The group left in different directions this morning. Susan and Tom met their guide/driver and started their own tour to her family's "small country." On the way, they stopped at the Royal Palace in Gödöllö, the favorite resort of "Sissy," Franz Josef's Queen Elisabeth, for a tour and nibbles in the patisserie. Passing through Mezökövesd, they visited the Matyó Museum, a treasury of folk art from the region. Arriving in Eger, they went on a walk with a guide. There was a lot to see. Eger has markers of five centuries: the fort that defended against the Turks, the minaret that was built during the latter's 150 year occupation of Hungary, the beautiful Baroque buildings that were built during the town's revival. The region also boasts some of the finest vineyards in the entire country. A delicious dinner in the Museum Cellar with the fiery Eger's Bulls Blood red wine claimed the prize for the evening.
Susan was impatient. She decided not to take the drive through the Bükk Mountain, home of the white Lippizzaner horses in Szilvásvárad. She first wanted to see Mikófalva.
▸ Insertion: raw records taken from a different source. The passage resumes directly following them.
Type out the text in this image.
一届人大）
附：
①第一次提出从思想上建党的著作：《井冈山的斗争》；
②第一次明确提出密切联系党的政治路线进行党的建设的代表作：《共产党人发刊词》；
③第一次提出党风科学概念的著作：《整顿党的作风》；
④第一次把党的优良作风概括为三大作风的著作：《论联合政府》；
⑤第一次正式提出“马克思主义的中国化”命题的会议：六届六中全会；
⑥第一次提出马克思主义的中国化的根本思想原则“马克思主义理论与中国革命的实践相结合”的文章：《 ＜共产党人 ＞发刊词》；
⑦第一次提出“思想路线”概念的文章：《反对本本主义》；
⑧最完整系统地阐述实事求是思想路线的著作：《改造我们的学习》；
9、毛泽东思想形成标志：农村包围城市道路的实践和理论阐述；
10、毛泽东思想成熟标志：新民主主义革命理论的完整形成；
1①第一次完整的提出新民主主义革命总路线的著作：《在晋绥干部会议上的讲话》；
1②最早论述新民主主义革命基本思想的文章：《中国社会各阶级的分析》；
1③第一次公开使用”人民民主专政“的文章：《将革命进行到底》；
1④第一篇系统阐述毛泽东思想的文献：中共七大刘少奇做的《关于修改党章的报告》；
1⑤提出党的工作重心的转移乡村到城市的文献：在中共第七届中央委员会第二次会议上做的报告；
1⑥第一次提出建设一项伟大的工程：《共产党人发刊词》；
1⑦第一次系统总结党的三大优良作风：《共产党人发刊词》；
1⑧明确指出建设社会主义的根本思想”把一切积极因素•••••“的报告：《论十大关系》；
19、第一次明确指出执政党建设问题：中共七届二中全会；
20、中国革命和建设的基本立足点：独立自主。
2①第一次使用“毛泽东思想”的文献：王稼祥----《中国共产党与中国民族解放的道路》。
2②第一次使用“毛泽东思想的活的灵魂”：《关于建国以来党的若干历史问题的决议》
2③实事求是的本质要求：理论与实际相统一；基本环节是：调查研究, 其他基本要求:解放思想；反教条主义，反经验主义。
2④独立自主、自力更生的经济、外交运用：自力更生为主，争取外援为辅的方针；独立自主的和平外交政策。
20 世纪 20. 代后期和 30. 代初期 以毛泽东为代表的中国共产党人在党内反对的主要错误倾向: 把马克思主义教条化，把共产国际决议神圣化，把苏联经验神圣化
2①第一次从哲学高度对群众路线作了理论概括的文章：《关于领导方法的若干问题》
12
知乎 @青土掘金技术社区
They passed Szarvaskö. "My mom told me she visited this village." Mónosbél. "My grandparents had friends here." Finally they reached dusty, small Mikófalva. "Do you know the Szirmays?" the guide asked a young man. "Try the pub," he said. "Szirmay? My parents knew old Géza Szirmay, he was the shopkeeper in the village" said an older woman, "his son went to America in 1920." "Géza was my grandfather," said Susan. "This is Zsuzsa Szirmay," explained the guide. The woman was delighted and hesitantly asked "Does Susan like hurka? We are having it for dinner tonight and we would be honored if they joined us." Susan and Tom accepted the invitation with great pleasure. After an early dinner, their hosts took them to the cemetery where generations of Szirmays lay buried, and to the family's home site now a school. Later they stopped by the church and introduced Tom and Susan to the minister, who showed them the church's book of record. It was a strange and moving moment to see the name of so many Szirmays, some dating back to the 1700s. The couple spent the night in a small pension just 15 minutes from Mikófalva.
After attending the Sunday service and mingling with some local youngsters who were eager to practice their English, Susan and Tom continued their trip. The car was already loaded with local embroideries and home produced honey they bought at a private house in Mikófalva. They toured the Bükk in a roundabout way and went back for another half day to Eger. A long soak in the thermal waters, later a tour of the Turkish Minaret and a visit to the ruins of the fort.
Return to Budapest, getting ready to fly. "So," Tom asked, "Did you find what you were looking for?" "I don't know what I was looking for but my dad was right: hurka is better in Mikófalva than in Budapest or New York. I also discovered that I like being called Zsuzsa. Now I have two homelands. Next year, we'll bring the children, Géza's great-grandchildren, I think they will love Hungary."